# Nginx re-installation options



## Pacoup (Jan 8, 2013)

When you first install some packages, a terminal-based GUI comes up with several installation/compilation options (when executing *make install clean* in a ports folder).

For example, with Nginx, it's going to ask you whether you want to enable the HTTP_REWRITE_MODULE etc.

My problem is I've already installed Nginx but I need to reinstall/recompile it with different options. However, I could not find how to bring up the options screen again when calling *make install clean*.
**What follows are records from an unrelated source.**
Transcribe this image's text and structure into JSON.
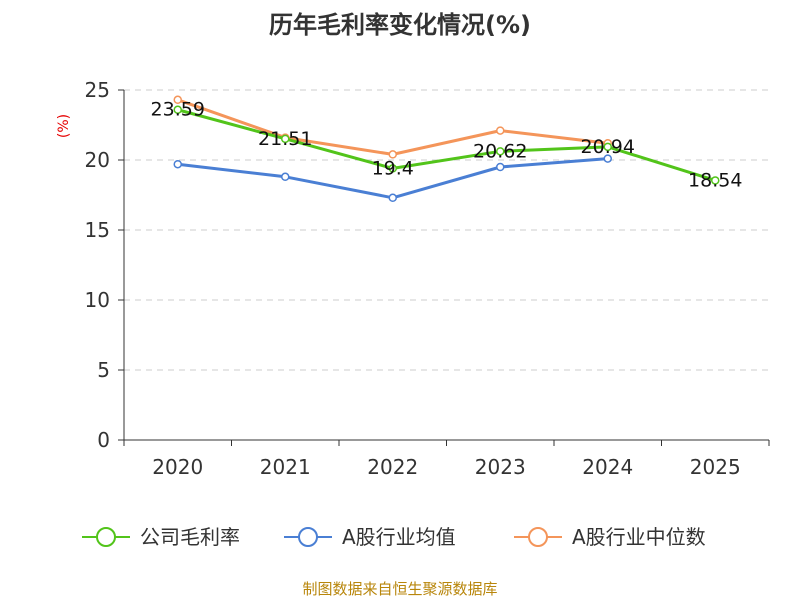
{
  "chart_data": {
    "type": "line",
    "title": "历年毛利率变化情况(%)",
    "ylabel": "(%)",
    "xlabel": "",
    "ylim": [
      0,
      25
    ],
    "yticks": [
      0,
      5,
      10,
      15,
      20,
      25
    ],
    "grid": "horizontal dashed",
    "categories": [
      "2020",
      "2021",
      "2022",
      "2023",
      "2024",
      "2025"
    ],
    "series": [
      {
        "name": "公司毛利率",
        "color": "#52c41a",
        "values": [
          23.59,
          21.51,
          19.4,
          20.62,
          20.94,
          18.54
        ],
        "labels": [
          "23.59",
          "21.51",
          "19.4",
          "20.62",
          "20.94",
          "18.54"
        ]
      },
      {
        "name": "A股行业均值",
        "color": "#4a7fd4",
        "values": [
          19.7,
          18.8,
          17.3,
          19.5,
          20.1,
          null
        ]
      },
      {
        "name": "A股行业中位数",
        "color": "#f4955a",
        "values": [
          24.3,
          21.6,
          20.4,
          22.1,
          21.2,
          null
        ]
      }
    ],
    "legend": "bottom",
    "source": "制图数据来自恒生聚源数据库"
  }
}
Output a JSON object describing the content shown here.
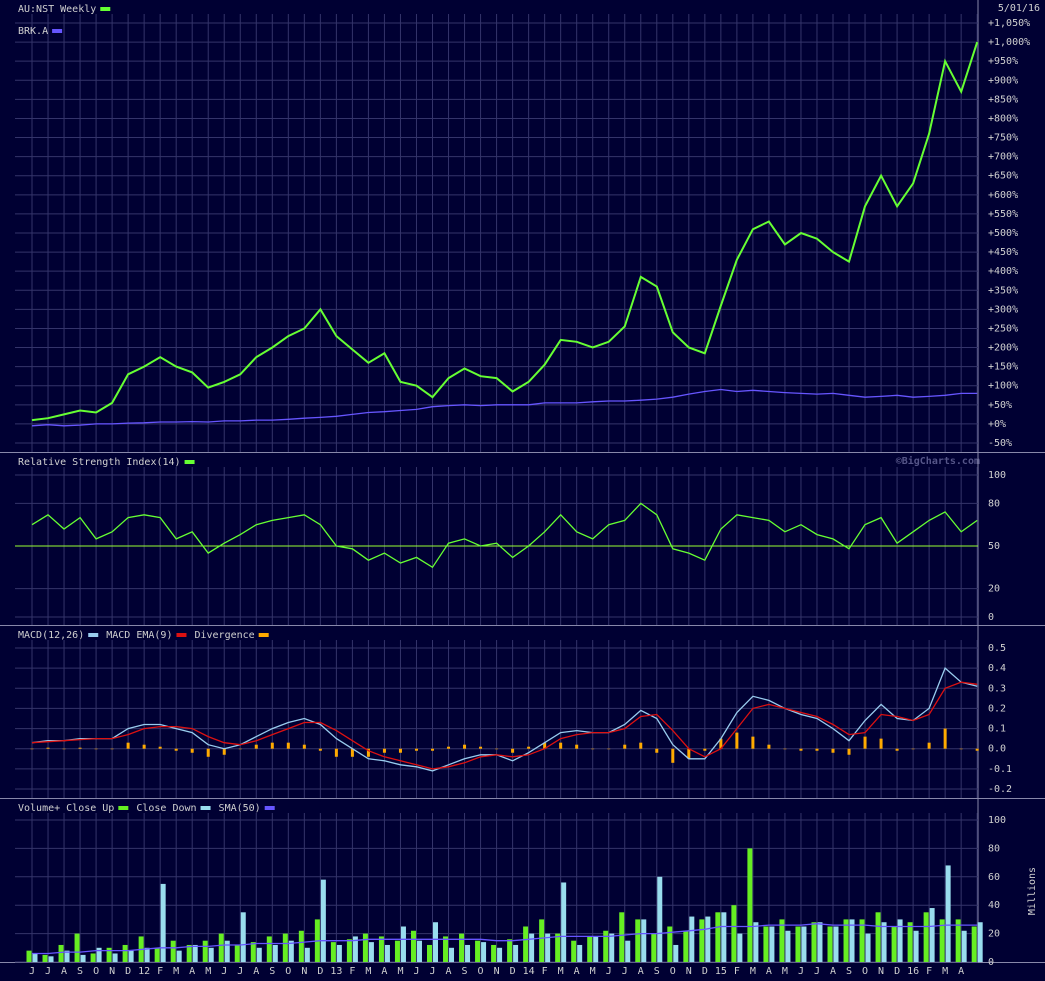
{
  "chart_data": [
    {
      "type": "line",
      "date": "5/01/16",
      "watermark": "©BigCharts.com",
      "legend_layout": "rows",
      "grid": true,
      "ylim": [
        -50,
        1050
      ],
      "yticks": [
        {
          "value": -50,
          "label": "-50%"
        },
        {
          "value": 0,
          "label": "+0%"
        },
        {
          "value": 50,
          "label": "+50%"
        },
        {
          "value": 100,
          "label": "+100%"
        },
        {
          "value": 150,
          "label": "+150%"
        },
        {
          "value": 200,
          "label": "+200%"
        },
        {
          "value": 250,
          "label": "+250%"
        },
        {
          "value": 300,
          "label": "+300%"
        },
        {
          "value": 350,
          "label": "+350%"
        },
        {
          "value": 400,
          "label": "+400%"
        },
        {
          "value": 450,
          "label": "+450%"
        },
        {
          "value": 500,
          "label": "+500%"
        },
        {
          "value": 550,
          "label": "+550%"
        },
        {
          "value": 600,
          "label": "+600%"
        },
        {
          "value": 650,
          "label": "+650%"
        },
        {
          "value": 700,
          "label": "+700%"
        },
        {
          "value": 750,
          "label": "+750%"
        },
        {
          "value": 800,
          "label": "+800%"
        },
        {
          "value": 850,
          "label": "+850%"
        },
        {
          "value": 900,
          "label": "+900%"
        },
        {
          "value": 950,
          "label": "+950%"
        },
        {
          "value": 1000,
          "label": "+1,000%"
        },
        {
          "value": 1050,
          "label": "+1,050%"
        }
      ],
      "series": [
        {
          "name": "AU:NST Weekly",
          "color": "#66ff33",
          "values": [
            10,
            15,
            25,
            35,
            30,
            55,
            130,
            150,
            175,
            150,
            135,
            95,
            110,
            130,
            175,
            200,
            230,
            250,
            300,
            230,
            195,
            160,
            185,
            110,
            100,
            70,
            120,
            145,
            125,
            120,
            85,
            110,
            155,
            220,
            215,
            200,
            215,
            255,
            385,
            360,
            240,
            200,
            185,
            310,
            430,
            510,
            530,
            470,
            500,
            485,
            450,
            425,
            570,
            650,
            570,
            630,
            760,
            950,
            870,
            1000
          ]
        },
        {
          "name": "BRK.A",
          "color": "#6655ff",
          "values": [
            -5,
            -2,
            -5,
            -3,
            0,
            0,
            2,
            3,
            5,
            5,
            6,
            5,
            8,
            8,
            10,
            10,
            12,
            15,
            17,
            20,
            25,
            30,
            32,
            35,
            38,
            45,
            48,
            50,
            48,
            50,
            50,
            50,
            55,
            55,
            55,
            58,
            60,
            60,
            62,
            65,
            70,
            78,
            85,
            90,
            85,
            88,
            85,
            82,
            80,
            78,
            80,
            75,
            70,
            72,
            75,
            70,
            72,
            75,
            80,
            80
          ]
        }
      ]
    },
    {
      "type": "line",
      "legend_layout": "inline",
      "grid": true,
      "reference_line": 50,
      "reference_color": "#99ff33",
      "ylim": [
        0,
        100
      ],
      "yticks": [
        0,
        20,
        50,
        80,
        100
      ],
      "series": [
        {
          "name": "Relative Strength Index(14)",
          "color": "#66ff33",
          "values": [
            65,
            72,
            62,
            70,
            55,
            60,
            70,
            72,
            70,
            55,
            60,
            45,
            52,
            58,
            65,
            68,
            70,
            72,
            65,
            50,
            48,
            40,
            45,
            38,
            42,
            35,
            52,
            55,
            50,
            52,
            42,
            50,
            60,
            72,
            60,
            55,
            65,
            68,
            80,
            72,
            48,
            45,
            40,
            62,
            72,
            70,
            68,
            60,
            65,
            58,
            55,
            48,
            65,
            70,
            52,
            60,
            68,
            74,
            60,
            68
          ]
        }
      ]
    },
    {
      "type": "line",
      "legend_layout": "inline",
      "grid": true,
      "ylim": [
        -0.2,
        0.5
      ],
      "yticks": [
        -0.2,
        -0.1,
        {
          "value": 0,
          "label": "0.0"
        },
        0.1,
        0.2,
        0.3,
        0.4,
        0.5
      ],
      "series": [
        {
          "name": "MACD(12,26)",
          "color": "#99ccee",
          "style": "line",
          "values": [
            0.03,
            0.04,
            0.04,
            0.05,
            0.05,
            0.05,
            0.1,
            0.12,
            0.12,
            0.1,
            0.08,
            0.02,
            0,
            0.02,
            0.06,
            0.1,
            0.13,
            0.15,
            0.12,
            0.05,
            0,
            -0.05,
            -0.06,
            -0.08,
            -0.09,
            -0.11,
            -0.08,
            -0.05,
            -0.03,
            -0.03,
            -0.06,
            -0.02,
            0.03,
            0.08,
            0.09,
            0.08,
            0.08,
            0.12,
            0.19,
            0.15,
            0.02,
            -0.05,
            -0.05,
            0.05,
            0.18,
            0.26,
            0.24,
            0.2,
            0.17,
            0.15,
            0.1,
            0.04,
            0.14,
            0.22,
            0.15,
            0.14,
            0.2,
            0.4,
            0.33,
            0.31
          ]
        },
        {
          "name": "MACD EMA(9)",
          "color": "#dd1111",
          "style": "line",
          "values": [
            0.03,
            0.035,
            0.04,
            0.045,
            0.05,
            0.05,
            0.07,
            0.1,
            0.11,
            0.11,
            0.1,
            0.06,
            0.03,
            0.02,
            0.04,
            0.07,
            0.1,
            0.13,
            0.13,
            0.09,
            0.04,
            -0.01,
            -0.04,
            -0.06,
            -0.08,
            -0.1,
            -0.09,
            -0.07,
            -0.04,
            -0.03,
            -0.04,
            -0.03,
            0,
            0.05,
            0.07,
            0.08,
            0.08,
            0.1,
            0.16,
            0.17,
            0.09,
            0,
            -0.04,
            0,
            0.1,
            0.2,
            0.22,
            0.2,
            0.18,
            0.16,
            0.12,
            0.07,
            0.08,
            0.17,
            0.16,
            0.14,
            0.17,
            0.3,
            0.33,
            0.32
          ]
        },
        {
          "name": "Divergence",
          "color": "#ffaa00",
          "style": "bar",
          "values": [
            0,
            0.005,
            0,
            0.005,
            0,
            0,
            0.03,
            0.02,
            0.01,
            -0.01,
            -0.02,
            -0.04,
            -0.03,
            0,
            0.02,
            0.03,
            0.03,
            0.02,
            -0.01,
            -0.04,
            -0.04,
            -0.04,
            -0.02,
            -0.02,
            -0.01,
            -0.01,
            0.01,
            0.02,
            0.01,
            0,
            -0.02,
            0.01,
            0.03,
            0.03,
            0.02,
            0,
            0,
            0.02,
            0.03,
            -0.02,
            -0.07,
            -0.05,
            -0.01,
            0.05,
            0.08,
            0.06,
            0.02,
            0,
            -0.01,
            -0.01,
            -0.02,
            -0.03,
            0.06,
            0.05,
            -0.01,
            0,
            0.03,
            0.1,
            0,
            -0.01
          ]
        }
      ]
    },
    {
      "type": "bar",
      "title": "Volume+",
      "legend_layout": "inline",
      "grid": true,
      "y_label": "Millions",
      "ylim": [
        0,
        100
      ],
      "yticks": [
        0,
        20,
        40,
        60,
        80,
        100
      ],
      "categories": [
        "J",
        "J",
        "A",
        "S",
        "O",
        "N",
        "D",
        "12",
        "F",
        "M",
        "A",
        "M",
        "J",
        "J",
        "A",
        "S",
        "O",
        "N",
        "D",
        "13",
        "F",
        "M",
        "A",
        "M",
        "J",
        "J",
        "A",
        "S",
        "O",
        "N",
        "D",
        "14",
        "F",
        "M",
        "A",
        "M",
        "J",
        "J",
        "A",
        "S",
        "O",
        "N",
        "D",
        "15",
        "F",
        "M",
        "A",
        "M",
        "J",
        "J",
        "A",
        "S",
        "O",
        "N",
        "D",
        "16",
        "F",
        "M",
        "A",
        null
      ],
      "series": [
        {
          "name": "Close Up",
          "color": "#66ee22",
          "style": "bar",
          "values": [
            8,
            5,
            12,
            20,
            6,
            10,
            12,
            18,
            10,
            15,
            12,
            15,
            20,
            12,
            14,
            18,
            20,
            22,
            30,
            14,
            16,
            20,
            18,
            15,
            22,
            12,
            18,
            20,
            15,
            12,
            16,
            25,
            30,
            20,
            15,
            18,
            22,
            35,
            30,
            20,
            25,
            22,
            30,
            35,
            40,
            80,
            25,
            30,
            25,
            28,
            25,
            30,
            30,
            35,
            25,
            28,
            35,
            30,
            30,
            25
          ]
        },
        {
          "name": "Close Down",
          "color": "#99ddee",
          "style": "bar",
          "values": [
            6,
            4,
            8,
            5,
            10,
            6,
            8,
            10,
            55,
            8,
            12,
            10,
            15,
            35,
            10,
            12,
            15,
            10,
            58,
            12,
            18,
            14,
            12,
            25,
            15,
            28,
            10,
            12,
            14,
            10,
            12,
            20,
            20,
            56,
            12,
            18,
            20,
            15,
            30,
            60,
            12,
            32,
            32,
            35,
            20,
            28,
            25,
            22,
            25,
            28,
            25,
            30,
            20,
            28,
            30,
            22,
            38,
            68,
            22,
            28
          ]
        },
        {
          "name": "SMA(50)",
          "color": "#6655ff",
          "style": "line",
          "values": [
            6,
            6,
            7,
            7,
            8,
            8,
            8,
            9,
            10,
            10,
            11,
            11,
            12,
            12,
            13,
            13,
            13,
            14,
            15,
            15,
            15,
            16,
            16,
            16,
            16,
            16,
            16,
            16,
            16,
            15,
            15,
            16,
            17,
            18,
            18,
            18,
            18,
            19,
            20,
            20,
            21,
            22,
            23,
            25,
            25,
            25,
            26,
            26,
            26,
            27,
            26,
            26,
            26,
            25,
            25,
            25,
            25,
            26,
            26,
            26
          ]
        }
      ]
    }
  ]
}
Any help would be greatly appreciated.

Thanks,
Etienne


----------



## wblock@ (Jan 8, 2013)

See ports(7).  Look at the config and rmconfig options.


----------



## Pacoup (Jan 8, 2013)

Thank you!

And for the sake of an answer for others, you need to deinstall and then run with the config option:

In the ports folder of the desired application:

1. [CMD=""]make deinstall[/CMD]

2. [CMD=""]make *config* install clean[/CMD]


----------



## Savagedlight (Jan 8, 2013)

Pacoup said:
			
		

> Thank you!
> 
> And for the sake of an answer for others, you need to deinstall and then run with the config option:
> 
> ...



It's enough to run
`# make config reinstall clean`

which should do the same thing as yours, except it changes the configuration before altering the system.


----------